Carbohydrates are the body’s main source of energy. While gymnasts may decide to consume between 40% to 60% of their daily energy in the form of carbohydrates, endurance athletes typically need more carbohydrates to maintain their energy levels.
If your workouts at home focus on high intensity interval training or include more running, cycling or other endurance related activities, it may be necessary to increase the dose of carbohydrates you consume. This typically translates to something like 50% to 70% of total calories. 1
Opt for complex carbohydrates, such as bananas, brown rice or chickpeas. Foods like these provide a slow release of energy, meaning the food is processed over a longer period of time, which is ideal for resistance exercise, which requires a constant flow of energy.
When the gym is no longer an option, we can explore weightlifting as part of training at home. If you do weight lifting at home, it is recommended that you continue to consume the same amount of protein as when you train in the gym, as you will continue to develop muscle mass and your body will benefit from an adequate dose of protein.
If you replaced weight lifting with cardiovascular exercise, you may prefer a lower percentage of proteins, like 15-20%, to give more space to energy from carbohydrates, which will feed those long journeys. 2
The general recommendation for lipid intake is approximately 20% to 40% of our total daily energy consumption. 3
While focusing on muscle mass gains will mean maintaining protein intake, changing your exercise routine to include more cardiovascular exercise may result in the need to increase your fat intake, not least because fat provides the greatest energy concentration per gram.
They are typically viewed negatively, but as long as you opt for the healthiest unsaturated fats and don’t fall into an excess of saturated fat, this macronutrient will increase your energy reserves for resistance training.
When to eat
One of the benefits of not being able to go to the gym is that we don’t need to plan our schedule accordingly. If you would normally go to the gym in the middle of the morning to avoid flooding, or work out late at night to avoid the crowd when you leave work, this is your opportunity to train at any time you want, without limitations due to the influx of people to the gym.
We recommend that you eat little at a time but often, consuming food 4 to 6 times a day.
For some people, this can be difficult to accomplish when they have to organize meals according to training hours, to reduce the risk of the dreaded “donkey pain”.
Training at appropriate times of the day also means that you can eat at reasonable times, leaving enough time between each meal and exercise to allow proper digestion. After determining what time you want to train, simply plan your meals accordingly.
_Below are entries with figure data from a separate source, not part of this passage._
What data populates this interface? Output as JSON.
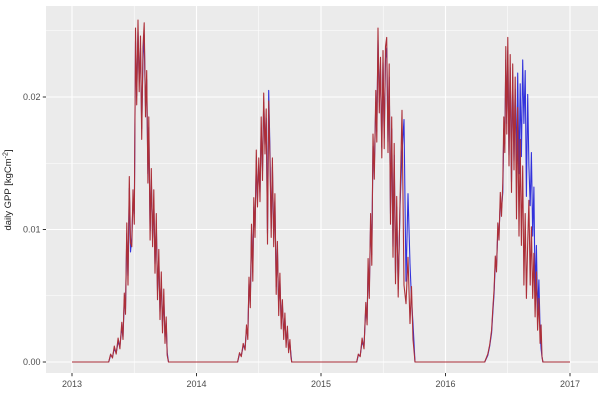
{
  "chart_data": {
    "type": "line",
    "title": "",
    "xlabel": "",
    "ylabel": {
      "plain": "daily GPP [kgCm-2]",
      "prefix": "daily GPP [kgCm",
      "superscript": "-2",
      "suffix": "]"
    },
    "x_data_range": [
      2013,
      2017
    ],
    "xlim": [
      2012.8,
      2017.22
    ],
    "ylim": [
      -0.0009,
      0.0277
    ],
    "x_ticks": {
      "values": [
        2013,
        2014,
        2015,
        2016,
        2017
      ],
      "labels": [
        "2013",
        "2014",
        "2015",
        "2016",
        "2017"
      ]
    },
    "y_ticks": {
      "values": [
        0,
        0.01,
        0.02
      ],
      "labels": [
        "0.00",
        "0.01",
        "0.02"
      ]
    },
    "x_minor_ticks": [
      2013.5,
      2014.5,
      2015.5,
      2016.5
    ],
    "y_minor_ticks": [
      0.005,
      0.015,
      0.025
    ],
    "grid": "major-and-minor-white-on-gray",
    "legend": "none",
    "style": {
      "panel_background": "#EBEBEB",
      "major_grid_color": "#FFFFFF",
      "minor_grid_color": "#FFFFFF",
      "tick_mark_color": "#333333",
      "tick_label_color": "#4D4D4D",
      "axis_title_color": "#1A1A1A",
      "series_blue_color": "#3232DC",
      "series_red_color": "#AC2F38"
    },
    "series": [
      {
        "key": "blue",
        "name": "series-blue",
        "color": "#3232DC"
      },
      {
        "key": "red",
        "name": "series-red",
        "color": "#AC2F38"
      }
    ],
    "seasons": [
      {
        "t": [
          2013.295,
          2013.31,
          2013.325,
          2013.34,
          2013.355,
          2013.37,
          2013.385,
          2013.4,
          2013.41,
          2013.42,
          2013.43,
          2013.44,
          2013.45,
          2013.46,
          2013.47,
          2013.48,
          2013.49,
          2013.5,
          2013.51,
          2013.52,
          2013.53,
          2013.54,
          2013.55,
          2013.56,
          2013.57,
          2013.58,
          2013.59,
          2013.6,
          2013.61,
          2013.617,
          2013.627,
          2013.637,
          2013.647,
          2013.657,
          2013.667,
          2013.677,
          2013.687,
          2013.697,
          2013.707,
          2013.717,
          2013.727,
          2013.737,
          2013.747,
          2013.757,
          2013.765,
          2013.775
        ],
        "red": [
          0,
          0.0006,
          0.0003,
          0.0012,
          0.0006,
          0.0018,
          0.001,
          0.003,
          0.0017,
          0.0052,
          0.0036,
          0.0105,
          0.0058,
          0.014,
          0.009,
          0.0087,
          0.013,
          0.0104,
          0.0252,
          0.0194,
          0.0258,
          0.0204,
          0.0246,
          0.0168,
          0.0238,
          0.0256,
          0.0185,
          0.022,
          0.0135,
          0.0185,
          0.0092,
          0.0146,
          0.0087,
          0.013,
          0.0067,
          0.0112,
          0.0047,
          0.0085,
          0.0032,
          0.0068,
          0.0022,
          0.0055,
          0.0014,
          0.0034,
          0.0005,
          0
        ],
        "blue": [
          0,
          0.0005,
          0.0004,
          0.001,
          0.0007,
          0.0015,
          0.0012,
          0.0026,
          0.0019,
          0.0047,
          0.004,
          0.0097,
          0.0065,
          0.0131,
          0.0083,
          0.0094,
          0.0121,
          0.0112,
          0.0242,
          0.0201,
          0.0249,
          0.0212,
          0.0237,
          0.0176,
          0.0228,
          0.0247,
          0.0193,
          0.0213,
          0.0142,
          0.0177,
          0.0099,
          0.0138,
          0.0094,
          0.0122,
          0.0074,
          0.0104,
          0.0054,
          0.0078,
          0.0038,
          0.0061,
          0.0027,
          0.0048,
          0.0019,
          0.0029,
          0.0007,
          0
        ]
      },
      {
        "t": [
          2014.33,
          2014.345,
          2014.36,
          2014.375,
          2014.39,
          2014.402,
          2014.412,
          2014.422,
          2014.432,
          2014.442,
          2014.452,
          2014.46,
          2014.47,
          2014.48,
          2014.49,
          2014.5,
          2014.51,
          2014.52,
          2014.53,
          2014.54,
          2014.55,
          2014.56,
          2014.57,
          2014.58,
          2014.59,
          2014.6,
          2014.61,
          2014.62,
          2014.63,
          2014.64,
          2014.65,
          2014.66,
          2014.67,
          2014.68,
          2014.69,
          2014.7,
          2014.71,
          2014.72,
          2014.73,
          2014.74,
          2014.75,
          2014.758,
          2014.765
        ],
        "red": [
          0,
          0.0007,
          0.0004,
          0.0014,
          0.0009,
          0.0028,
          0.0017,
          0.0064,
          0.0041,
          0.0104,
          0.0061,
          0.0124,
          0.0094,
          0.016,
          0.0117,
          0.0154,
          0.0121,
          0.0185,
          0.0137,
          0.0203,
          0.0157,
          0.0191,
          0.0089,
          0.0197,
          0.0151,
          0.0094,
          0.0154,
          0.0087,
          0.0127,
          0.0051,
          0.0091,
          0.0035,
          0.0067,
          0.0025,
          0.0047,
          0.0017,
          0.0037,
          0.0011,
          0.0027,
          0.0007,
          0.0017,
          0.0004,
          0
        ],
        "blue": [
          0,
          0.0006,
          0.0005,
          0.0012,
          0.0011,
          0.0025,
          0.002,
          0.0059,
          0.0046,
          0.0097,
          0.0068,
          0.0117,
          0.0101,
          0.0152,
          0.0124,
          0.0147,
          0.0128,
          0.0177,
          0.0144,
          0.0196,
          0.0164,
          0.0184,
          0.0097,
          0.0205,
          0.0158,
          0.0101,
          0.0147,
          0.0094,
          0.0121,
          0.0057,
          0.0085,
          0.0041,
          0.0061,
          0.003,
          0.0043,
          0.0021,
          0.0033,
          0.0015,
          0.0023,
          0.001,
          0.0014,
          0.0006,
          0
        ]
      },
      {
        "t": [
          2015.287,
          2015.3,
          2015.315,
          2015.33,
          2015.345,
          2015.36,
          2015.37,
          2015.378,
          2015.388,
          2015.398,
          2015.408,
          2015.418,
          2015.428,
          2015.44,
          2015.448,
          2015.458,
          2015.468,
          2015.478,
          2015.488,
          2015.498,
          2015.508,
          2015.518,
          2015.528,
          2015.538,
          2015.548,
          2015.558,
          2015.568,
          2015.578,
          2015.588,
          2015.598,
          2015.608,
          2015.62,
          2015.635,
          2015.651,
          2015.667,
          2015.683,
          2015.699,
          2015.715,
          2015.727,
          2015.739,
          2015.755
        ],
        "red": [
          0,
          0.0006,
          0.0004,
          0.0018,
          0.001,
          0.0045,
          0.0028,
          0.0078,
          0.0048,
          0.0112,
          0.0073,
          0.0172,
          0.0138,
          0.0205,
          0.0166,
          0.0252,
          0.0188,
          0.023,
          0.0154,
          0.0235,
          0.0161,
          0.0238,
          0.0245,
          0.0158,
          0.0225,
          0.0104,
          0.0185,
          0.0079,
          0.0165,
          0.0059,
          0.0125,
          0.0049,
          0.0124,
          0.019,
          0.0058,
          0.0044,
          0.0079,
          0.0029,
          0.0057,
          0.0017,
          0
        ],
        "blue": [
          0,
          0.0005,
          0.0005,
          0.0015,
          0.0012,
          0.0041,
          0.0032,
          0.0071,
          0.0054,
          0.0104,
          0.0081,
          0.0163,
          0.0146,
          0.0196,
          0.0174,
          0.0243,
          0.0196,
          0.0221,
          0.0162,
          0.0226,
          0.0169,
          0.0229,
          0.0237,
          0.0166,
          0.0215,
          0.0112,
          0.0176,
          0.0087,
          0.0156,
          0.0067,
          0.0117,
          0.0055,
          0.0119,
          0.0158,
          0.0183,
          0.0061,
          0.0127,
          0.0074,
          0.0047,
          0.0029,
          0
        ]
      },
      {
        "t": [
          2016.315,
          2016.34,
          2016.355,
          2016.37,
          2016.38,
          2016.39,
          2016.4,
          2016.41,
          2016.42,
          2016.43,
          2016.44,
          2016.45,
          2016.46,
          2016.468,
          2016.476,
          2016.484,
          2016.492,
          2016.5,
          2016.51,
          2016.52,
          2016.53,
          2016.54,
          2016.55,
          2016.56,
          2016.57,
          2016.58,
          2016.59,
          2016.6,
          2016.61,
          2016.62,
          2016.63,
          2016.64,
          2016.65,
          2016.66,
          2016.67,
          2016.68,
          2016.69,
          2016.7,
          2016.71,
          2016.72,
          2016.73,
          2016.74,
          2016.75,
          2016.76,
          2016.768,
          2016.775,
          2016.782
        ],
        "red": [
          0,
          0.0006,
          0.0013,
          0.0024,
          0.004,
          0.0055,
          0.008,
          0.0068,
          0.0105,
          0.0092,
          0.0128,
          0.011,
          0.0135,
          0.0185,
          0.0158,
          0.0238,
          0.0172,
          0.0245,
          0.0148,
          0.0232,
          0.0128,
          0.0225,
          0.0145,
          0.0215,
          0.0108,
          0.0192,
          0.0095,
          0.0168,
          0.0088,
          0.0148,
          0.0058,
          0.0112,
          0.0048,
          0.009,
          0.0122,
          0.0058,
          0.0102,
          0.0048,
          0.0082,
          0.0034,
          0.0068,
          0.0024,
          0.0048,
          0.0014,
          0.0028,
          0.0004,
          0
        ],
        "blue": [
          0,
          0.0005,
          0.0012,
          0.0022,
          0.0037,
          0.0052,
          0.0075,
          0.0072,
          0.0098,
          0.0097,
          0.0121,
          0.0116,
          0.0128,
          0.0176,
          0.0165,
          0.0228,
          0.018,
          0.0235,
          0.0156,
          0.0222,
          0.0136,
          0.0215,
          0.0152,
          0.0206,
          0.015,
          0.0218,
          0.0142,
          0.021,
          0.0155,
          0.0228,
          0.018,
          0.022,
          0.0125,
          0.0202,
          0.0148,
          0.0118,
          0.0158,
          0.0095,
          0.0132,
          0.005,
          0.0088,
          0.0038,
          0.0062,
          0.0024,
          0.001,
          0.0004,
          0
        ]
      }
    ]
  }
}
You will be able to improve your daily schedule.
Giving up access to the gym can translate into a change in the balance between your consumption and energy expenditure. Regardless of whether or not you are trying to gain or lose weight, you may need to reduce your energy intake if you cannot maintain your usual activity levels.
One way to do this is to reduce portion sizes: to maintain the routine, reduce the quantities instead of eliminating meals. This will help you stay focused on your body composition goals and keep your diet plan as normal as possible.
To summarize, the closed gym does not mean the end of the world, nor of your goals in terms of body composition. Depending on the changes to your fitness regime, you may find that you can include new foods in your diet and try recipes that previously did not meet your nutritional criteria.
Remember that changing your nutrient requirements, even temporarily, is a new challenge and a way of reaffirming your dedication to your goals.